Mais d'ailleurs, suis-je tenue de donner mon avis sur toutes les vagues qui agitent la platitude de l'opinion, sur la saumure dont l'appareil médiatique relève le quotidien insipide des humains ? Et moi, qui s'occupe de me défendre ? Qui pétitionne à toutes griffes en ma faveur ? Qui expédie des mailings indépendants de toute obédience afin que l'on mette en permanence à ma disposition mes quatre souris de toile cirée made in Germany, afin que si l'une se coince sous un meuble d'époque indéterminée (les moins ergonomiques), je puisse incontinent me mettre à la poursuite des trois autres ? Non, ne croyez pas que j'aie mes mice comme ça sous la patte ! Il y a des commissions et des sous-commissions qui se réunissent tous les jours autour de tables avec jetons de présence pour se concerter sur l'opportunité d'extraire à la rigueur une souris de certaine potiche en Saint-Clément où elle croupit parmi un vivier d'admissibles. Encore ne l'en sort-on pas sans la morigéner copieusement : qu'elle n'ignore rien, surtout, du fonctionnement du système ! Qu'elle n'aille pas se flanquer sous un tapis dit d'Orient ! Qu'elle ne tente pas de s'élever au-dessus de sa condition ! Qu'elle ne se fasse pas trop de bile avant que moi, prédatrice en chef à l'estomac fragile, je me saisisse d'elle dune patte impériale et royale !

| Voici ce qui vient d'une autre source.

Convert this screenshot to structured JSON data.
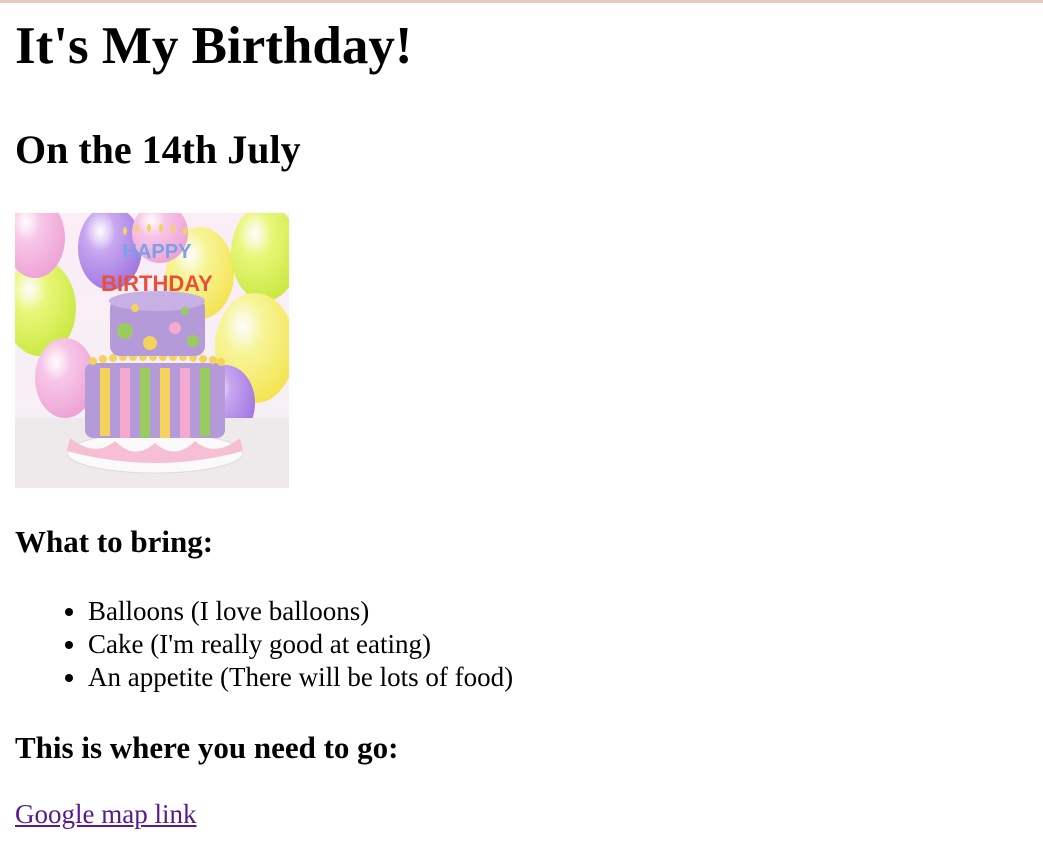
{
  "page": {
    "title": "It's My Birthday!",
    "subtitle": "On the 14th July"
  },
  "image": {
    "icon": "birthday-cake-image",
    "cake_text_top": "HAPPY",
    "cake_text_bottom": "BIRTHDAY",
    "colors": {
      "cake_purple": "#b49ad8",
      "plate_pink": "#f7bfd3",
      "yellow": "#f3d35c",
      "green": "#9acb5e"
    }
  },
  "bring": {
    "heading": "What to bring:",
    "items": [
      "Balloons (I love balloons)",
      "Cake (I'm really good at eating)",
      "An appetite (There will be lots of food)"
    ]
  },
  "location": {
    "heading": "This is where you need to go:",
    "link_text": "Google map link",
    "link_color": "#551a8b"
  }
}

Hélas, mon humaine m'interrompt (mes références à K ù K lui déplairaient-elles ?):
- Et où veux-tu en venir, avec cette parabole ridicule ? N'est-ce pas là un symptôme de régression ? L'heure est grave. On t'attend, je crois, sur des sujets un peu plus sérieux.

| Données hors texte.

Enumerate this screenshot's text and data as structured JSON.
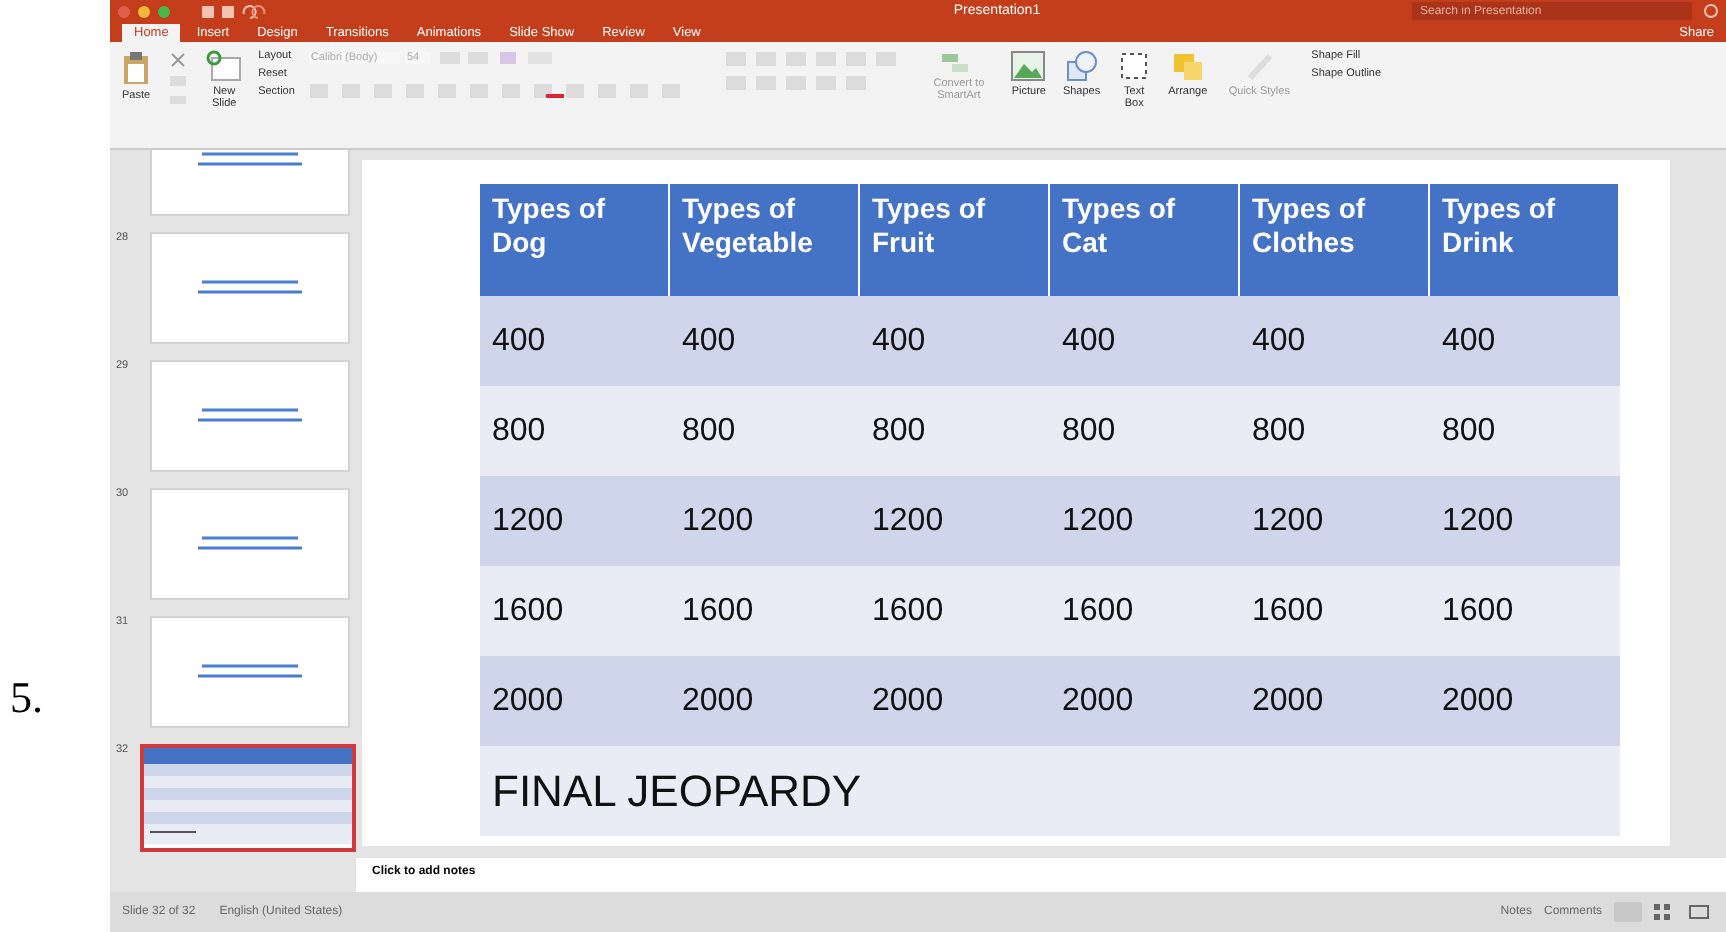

- Si je donne un avis avisé sur la gravité de la gravitation universitaire (tout tombe vers le bas), aurai-je de l'avancement sur la bergère bleue ? Pourrai-je gratter avec une classe exceptionnelle le rouge tapis de la Perse ? Oserai-je espérer accéder aux revalorisantes petites boîtes dorées que tu serres sous sept clés comme s'il s'agissait des 500 millions de la Bégum ?

- OUI !!!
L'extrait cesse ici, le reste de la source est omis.